Irmã da pintora
Florence Fuller (África do Sul- Austrália, 1867-1946)
aquarela sobre papel
O retorno, livro que li em 2012, de Dulce Maria Cardoso, me seduziu com sua linguagem, e suavidade ao tratar nuances nos sentimentos. A autora me encantou pela escrita poética e fluida. Passaram-se dez anos e voltei minha atenção para Eliete: a vida normal que acabou de ser lançado no Brasil. Foi bom ver, que pelo menos no primeiro terço do livro, o charme da escrita de Dulce Maria Cardoso permaneceu intacto ainda que o assunto tratado não se prestasse a tom meditativo de O retorno.
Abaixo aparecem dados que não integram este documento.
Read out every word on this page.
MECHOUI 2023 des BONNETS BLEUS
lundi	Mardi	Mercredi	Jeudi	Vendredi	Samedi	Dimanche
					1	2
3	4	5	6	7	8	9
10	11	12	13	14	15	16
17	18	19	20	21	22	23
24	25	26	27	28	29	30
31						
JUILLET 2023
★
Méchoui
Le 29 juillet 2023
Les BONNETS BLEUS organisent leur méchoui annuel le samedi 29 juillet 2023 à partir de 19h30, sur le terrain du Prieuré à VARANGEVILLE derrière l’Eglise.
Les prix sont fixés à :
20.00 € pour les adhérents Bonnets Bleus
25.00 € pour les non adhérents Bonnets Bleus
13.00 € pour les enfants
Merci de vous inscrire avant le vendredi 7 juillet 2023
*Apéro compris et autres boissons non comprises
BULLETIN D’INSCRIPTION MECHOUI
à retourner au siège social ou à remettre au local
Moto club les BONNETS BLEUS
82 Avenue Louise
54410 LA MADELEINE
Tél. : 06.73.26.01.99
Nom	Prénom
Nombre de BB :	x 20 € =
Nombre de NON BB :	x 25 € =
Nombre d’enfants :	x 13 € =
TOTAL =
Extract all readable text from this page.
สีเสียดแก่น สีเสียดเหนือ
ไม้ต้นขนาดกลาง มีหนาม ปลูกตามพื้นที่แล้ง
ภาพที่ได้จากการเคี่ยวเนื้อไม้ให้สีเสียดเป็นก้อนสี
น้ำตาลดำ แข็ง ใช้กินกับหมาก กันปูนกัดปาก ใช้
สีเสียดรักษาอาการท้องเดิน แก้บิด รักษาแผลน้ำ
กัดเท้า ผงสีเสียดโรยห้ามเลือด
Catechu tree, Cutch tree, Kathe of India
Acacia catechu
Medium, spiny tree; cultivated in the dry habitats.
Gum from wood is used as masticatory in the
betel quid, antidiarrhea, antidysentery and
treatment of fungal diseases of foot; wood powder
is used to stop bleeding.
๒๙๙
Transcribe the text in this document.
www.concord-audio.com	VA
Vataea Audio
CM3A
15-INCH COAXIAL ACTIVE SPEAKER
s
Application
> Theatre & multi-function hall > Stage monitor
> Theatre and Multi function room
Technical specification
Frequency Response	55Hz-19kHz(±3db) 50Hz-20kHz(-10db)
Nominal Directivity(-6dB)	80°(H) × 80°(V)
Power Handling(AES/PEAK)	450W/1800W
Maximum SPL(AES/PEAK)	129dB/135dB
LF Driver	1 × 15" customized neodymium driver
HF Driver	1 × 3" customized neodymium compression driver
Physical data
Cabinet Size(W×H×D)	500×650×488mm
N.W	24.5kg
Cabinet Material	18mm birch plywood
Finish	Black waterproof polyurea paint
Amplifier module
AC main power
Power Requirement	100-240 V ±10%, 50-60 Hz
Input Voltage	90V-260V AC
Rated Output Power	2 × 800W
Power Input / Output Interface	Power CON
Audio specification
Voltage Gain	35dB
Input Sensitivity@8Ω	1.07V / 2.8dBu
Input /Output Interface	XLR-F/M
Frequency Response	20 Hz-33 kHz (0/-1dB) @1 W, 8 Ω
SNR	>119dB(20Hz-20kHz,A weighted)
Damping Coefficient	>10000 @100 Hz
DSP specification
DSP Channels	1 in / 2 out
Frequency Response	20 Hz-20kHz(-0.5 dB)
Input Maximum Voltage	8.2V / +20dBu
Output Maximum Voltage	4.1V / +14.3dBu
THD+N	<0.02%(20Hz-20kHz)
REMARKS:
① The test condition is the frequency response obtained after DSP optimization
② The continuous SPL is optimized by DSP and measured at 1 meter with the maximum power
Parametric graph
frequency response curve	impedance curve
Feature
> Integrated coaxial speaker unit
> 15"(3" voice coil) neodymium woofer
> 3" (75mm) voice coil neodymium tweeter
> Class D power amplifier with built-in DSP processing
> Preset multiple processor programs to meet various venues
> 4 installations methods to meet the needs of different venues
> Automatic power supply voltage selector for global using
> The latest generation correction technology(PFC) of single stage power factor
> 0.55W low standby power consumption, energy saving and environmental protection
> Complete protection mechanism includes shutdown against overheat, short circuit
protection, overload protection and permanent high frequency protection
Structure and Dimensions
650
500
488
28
De fato, foi o humor que se imiscuiu na narrativa que me surpreendeu, assim como o tratar de episódios corriqueiros e não tão introspectivos que eu havia atribuído à sua voz narrativa.
Eliete: a vida normal é completamente diferente do livro que li anteriormente. Partimos da vida frustrada de uma dona de casa, classe média portuguesa, vivendo em Cascais, que depois de formar uma família, com duas filhas, encontra-se naquela fase tão comum das pessoas de meia-idade: cuidar dos filhos, do consorte e dos pais, que envelhecem. Vende imóveis como profissão porque não conseguia saber a que mais poderia se dedicar. Tudo contribui para o caos generalizado, quando projetos de vida, planeamento e desejos até mesmo banais são descartados pelo bem comum. Neste ambiente, Eliete se sente só. Rendeu-se ao desmazelo, não atrai mais o desejo do marido. Isso é agravado pelo fato de não ter se sentido atraente ou sedutora, na juventude, detalhe ainda mais pesaroso, já que sua irmã conseguiu superar os entraves da juventude, e desfruta de vida interessante aos olhos de Eliete.
O que diferencia a história dessa personagem é o meio por que decide resolver seu problema. A época é a atual. Eliete é viúva do celular. Todos à sua volta estão mais interessados na telinha dos jogos ou das redes sociais, deixando-a unicamente só apesar de fisicamente próxima. Sente-se desnecessária, negligenciada. A vida é enjoada e exaustiva. A bela natureza de Cascais a aborrece. “Deus era um compositor minimal repetitivo naquele lugar, mar e vento, vento e mar, até o chilreio dos pássaros soava sempre ao mesmo.” Irônica, Eliete reflete: “Aprendi assim, de uma só vez, que as pessoas podiam morrer como os bichos e que a utilidade das suas mortes era o sofrimento que causavam aos outros.” Mas o que mais a aflige é o passar do tempo, a vida em branco, a meia idade, como quando corta os longos cabelos, por já não ser tão jovem: “Parecia haver quase um sadismo na satisfação com que o cabeleireiro me cortava o resto da juventude que eu tanto quisera preservar e que, ao contrário do cabelo, não voltaria a crescer.” É fabulosa a narrativa conduzida por Eliete, para justificar suas decisões, ações intempestivas.
Dulce Maria Cardoso continua a encantar com sua prosa. Deixou de lado a magia nostálgica de O retorno; enveredou pelo cáustico comentário da realidade contemporânea. Eliete é vítima desta realidade, mas acha, um meio de se refazer. “O passado foi feito por outros, mas o presente é feito por nós” justifica-se.
Marquei exatas cinquenta e sete frases ou passagens neste livro, de acordo com Goodreads. Muitas foram pelo delicioso descobrir de expressões portuguesas: ‘biquinhos dos pés’, para na ponta dos pés; ‘o roçagar das sedas’; mas boa parte por excelentes descrições da alma feminina. Apesar disso, o livro se prolonga onde é desnecessário. Se dividíssemos a obra em três, o primeiro terço é fantástico, o último é bom, mas o meio se prolonga, torna-se repetitivo. O ritmo se esvai, leva junto o entusiasmo pela leitura. No momento em que a história parece pachorrenta, é mais fácil deixar a leitura de lado por alguns dias. Por isso, e só por isso Eliete: a vida normal, não recebe o máximo de cinco estrelas. São quatro as que dou, com gostinho de três e meio.
NOTA: este blog não está associado a qualquer editora ou livraria, não recebe livros nem incentivos para a promoção de livros.